Will Google Nexus 7 and Microsoft Surface trump iPad?
In an influential article by Forbes, writer Panos Mourdoukoutas has spoken about “Why Google’s Nexus 7 and Microsoft’s Surface Tablets Will Beat the iPad.”
Poor Apple. The company just can’t catch a break at the moment. They’ve recently come under fire for their Apple Genius adverts, which they removed from television this week. Samsung also recently announced that they will be releasing their Galaxy Note 2 in August, just two weeks shy of when Apple is meant to be releasing their new iPhone. It’s stiff competition at the moment for the technology brand and it’s about to get stiffer.
Forbes, an esteemed American business magazine released an article on Thursday claiming that Apple’s iPad will start to lose market share with the release of Google’s Nexus 7 and Microsoft’s Surface tablet. We hope for Apple’s sake that all publicity is good publicity.
Mourdoukoutas, in his article, compares the two tablets and says, “Microsoft and Google are latecomers in a brutal industry that has already taken casualties … But perhaps, they’ve learned a thing or two from the mistakes of those that came before it.” He outlines the hardware differences between the three devices as well as the software, noting that Google and Microsoft have not directly competed with Apple, targeting their own niche in the tablet industry.
However some writers have already hit back, like Mark Hattersley from Macworld, arguing that some of Mourdoukoutas’ claims are not backed with evidence.
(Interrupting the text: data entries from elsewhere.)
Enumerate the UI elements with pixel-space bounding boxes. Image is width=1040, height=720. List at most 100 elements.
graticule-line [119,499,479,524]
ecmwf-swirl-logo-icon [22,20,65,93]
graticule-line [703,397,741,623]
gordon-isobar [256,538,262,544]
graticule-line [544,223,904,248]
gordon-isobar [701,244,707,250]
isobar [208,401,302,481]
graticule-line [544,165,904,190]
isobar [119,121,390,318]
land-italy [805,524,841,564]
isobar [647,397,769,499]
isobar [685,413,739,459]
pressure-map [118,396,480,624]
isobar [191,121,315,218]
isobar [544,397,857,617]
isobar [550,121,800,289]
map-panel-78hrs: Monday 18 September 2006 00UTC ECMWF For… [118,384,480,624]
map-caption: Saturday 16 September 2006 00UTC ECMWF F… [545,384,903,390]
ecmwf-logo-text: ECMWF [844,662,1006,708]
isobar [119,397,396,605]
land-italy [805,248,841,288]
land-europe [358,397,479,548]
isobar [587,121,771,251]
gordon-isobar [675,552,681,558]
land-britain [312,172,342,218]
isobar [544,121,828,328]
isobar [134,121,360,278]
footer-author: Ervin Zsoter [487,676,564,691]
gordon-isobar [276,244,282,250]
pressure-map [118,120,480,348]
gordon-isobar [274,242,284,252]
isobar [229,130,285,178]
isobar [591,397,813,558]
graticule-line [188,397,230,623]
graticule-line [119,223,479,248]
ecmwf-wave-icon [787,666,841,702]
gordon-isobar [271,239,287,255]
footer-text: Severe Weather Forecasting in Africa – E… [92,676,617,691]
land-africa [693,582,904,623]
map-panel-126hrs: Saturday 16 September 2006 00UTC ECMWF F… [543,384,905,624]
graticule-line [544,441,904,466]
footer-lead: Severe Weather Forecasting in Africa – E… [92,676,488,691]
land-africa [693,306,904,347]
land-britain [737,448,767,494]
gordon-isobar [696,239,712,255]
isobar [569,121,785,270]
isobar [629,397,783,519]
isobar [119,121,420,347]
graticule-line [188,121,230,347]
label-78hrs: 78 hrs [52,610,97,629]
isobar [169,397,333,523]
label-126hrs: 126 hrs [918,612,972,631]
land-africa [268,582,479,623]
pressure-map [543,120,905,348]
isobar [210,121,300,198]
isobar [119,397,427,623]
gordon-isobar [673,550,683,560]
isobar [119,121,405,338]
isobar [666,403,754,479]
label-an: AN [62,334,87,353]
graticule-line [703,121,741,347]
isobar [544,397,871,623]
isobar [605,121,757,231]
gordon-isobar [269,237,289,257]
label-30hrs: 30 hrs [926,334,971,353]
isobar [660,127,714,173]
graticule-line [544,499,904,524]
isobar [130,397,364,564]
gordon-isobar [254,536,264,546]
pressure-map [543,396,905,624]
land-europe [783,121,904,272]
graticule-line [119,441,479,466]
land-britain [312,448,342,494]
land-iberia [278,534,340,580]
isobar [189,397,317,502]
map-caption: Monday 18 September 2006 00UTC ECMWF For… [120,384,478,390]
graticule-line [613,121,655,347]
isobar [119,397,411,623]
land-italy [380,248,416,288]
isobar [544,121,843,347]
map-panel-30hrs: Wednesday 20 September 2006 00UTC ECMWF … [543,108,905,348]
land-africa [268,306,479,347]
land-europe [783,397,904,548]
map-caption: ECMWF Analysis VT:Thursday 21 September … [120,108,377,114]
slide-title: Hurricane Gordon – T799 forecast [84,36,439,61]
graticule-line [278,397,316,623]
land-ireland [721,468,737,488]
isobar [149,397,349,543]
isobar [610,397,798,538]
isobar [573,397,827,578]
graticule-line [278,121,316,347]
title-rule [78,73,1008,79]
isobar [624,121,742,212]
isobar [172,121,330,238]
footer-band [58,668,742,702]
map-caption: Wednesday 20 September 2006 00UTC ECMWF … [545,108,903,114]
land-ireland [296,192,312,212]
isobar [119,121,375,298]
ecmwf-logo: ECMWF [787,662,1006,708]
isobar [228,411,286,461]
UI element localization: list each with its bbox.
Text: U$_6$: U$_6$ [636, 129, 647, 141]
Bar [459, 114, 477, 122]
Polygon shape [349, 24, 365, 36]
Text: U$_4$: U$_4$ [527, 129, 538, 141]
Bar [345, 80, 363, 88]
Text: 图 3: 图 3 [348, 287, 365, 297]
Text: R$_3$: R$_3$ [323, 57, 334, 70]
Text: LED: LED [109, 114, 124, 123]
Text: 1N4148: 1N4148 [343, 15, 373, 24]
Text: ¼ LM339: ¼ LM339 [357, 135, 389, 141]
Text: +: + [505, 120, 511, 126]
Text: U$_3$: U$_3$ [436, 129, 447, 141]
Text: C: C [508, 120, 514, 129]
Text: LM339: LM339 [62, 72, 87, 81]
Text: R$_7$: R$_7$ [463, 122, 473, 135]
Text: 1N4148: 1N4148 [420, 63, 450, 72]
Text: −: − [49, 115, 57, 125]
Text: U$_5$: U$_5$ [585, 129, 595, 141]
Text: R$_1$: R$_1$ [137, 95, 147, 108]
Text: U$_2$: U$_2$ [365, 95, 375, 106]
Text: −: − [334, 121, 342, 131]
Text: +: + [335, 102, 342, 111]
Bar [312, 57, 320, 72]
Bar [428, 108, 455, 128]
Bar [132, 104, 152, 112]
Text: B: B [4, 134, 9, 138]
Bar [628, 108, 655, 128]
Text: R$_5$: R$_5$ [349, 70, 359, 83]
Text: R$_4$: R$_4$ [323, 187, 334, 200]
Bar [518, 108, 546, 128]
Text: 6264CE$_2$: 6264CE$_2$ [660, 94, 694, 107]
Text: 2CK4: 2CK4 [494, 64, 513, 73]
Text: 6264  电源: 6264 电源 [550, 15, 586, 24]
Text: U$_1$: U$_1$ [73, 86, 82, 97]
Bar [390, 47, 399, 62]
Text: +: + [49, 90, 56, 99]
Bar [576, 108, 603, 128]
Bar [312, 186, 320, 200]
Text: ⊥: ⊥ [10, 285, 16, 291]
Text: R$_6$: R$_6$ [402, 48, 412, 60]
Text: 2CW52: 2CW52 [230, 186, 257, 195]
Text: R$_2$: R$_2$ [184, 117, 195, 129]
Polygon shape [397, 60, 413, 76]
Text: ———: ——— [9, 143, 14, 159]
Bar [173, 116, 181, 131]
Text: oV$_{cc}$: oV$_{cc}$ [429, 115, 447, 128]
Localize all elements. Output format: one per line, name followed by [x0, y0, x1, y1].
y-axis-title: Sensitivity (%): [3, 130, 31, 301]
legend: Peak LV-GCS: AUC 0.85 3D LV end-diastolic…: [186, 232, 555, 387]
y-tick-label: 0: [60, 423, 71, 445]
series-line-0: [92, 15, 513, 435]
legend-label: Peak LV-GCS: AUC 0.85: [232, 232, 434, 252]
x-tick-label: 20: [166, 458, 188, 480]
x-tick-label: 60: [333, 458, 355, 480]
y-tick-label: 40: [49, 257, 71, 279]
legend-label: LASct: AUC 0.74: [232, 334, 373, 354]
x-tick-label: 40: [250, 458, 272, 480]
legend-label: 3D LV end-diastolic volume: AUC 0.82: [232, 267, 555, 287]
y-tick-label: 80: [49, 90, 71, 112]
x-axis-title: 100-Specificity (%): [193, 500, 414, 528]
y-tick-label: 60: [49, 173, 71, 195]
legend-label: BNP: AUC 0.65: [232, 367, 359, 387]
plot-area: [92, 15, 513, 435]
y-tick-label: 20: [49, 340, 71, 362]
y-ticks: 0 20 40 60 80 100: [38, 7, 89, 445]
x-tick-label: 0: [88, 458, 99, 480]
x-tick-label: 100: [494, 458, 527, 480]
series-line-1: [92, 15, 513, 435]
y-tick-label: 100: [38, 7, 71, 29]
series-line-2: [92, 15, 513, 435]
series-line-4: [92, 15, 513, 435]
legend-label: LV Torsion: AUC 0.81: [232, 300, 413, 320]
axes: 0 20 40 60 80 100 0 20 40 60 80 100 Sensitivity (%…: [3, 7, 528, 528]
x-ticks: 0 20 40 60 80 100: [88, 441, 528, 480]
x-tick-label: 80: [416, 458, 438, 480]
For example, he raises a good point with regards to Mourdoukoutas’ comment that the Nexus 7 has been received successfully by consumers because it has a lower price than the iPad : “There is no evidence to suggest that in the long term, what the market wants is smaller cheaper, less capable tablets.” Take that Google.
He adds, “Microsoft’s Surface is, to our mind, built on even shakier foundations. As with Windows Phone, Microsoft does deserve credit for attempting to create a mobile device with a different device with a different approach to Apple; which could broaden the definition of what a tablet is for.” And take that Microsoft with your shaky foundations and attempts at creating a mobile device.
The good news is that there are still those who are die-hard Apple fans who refuse to believe that the current competition is anything more than a fly on the windshield. But if Forbes is starting to doubt Apple’s future success and you’re in the market for a tablet, you may want to do your own research before automatically deciding on an iPad.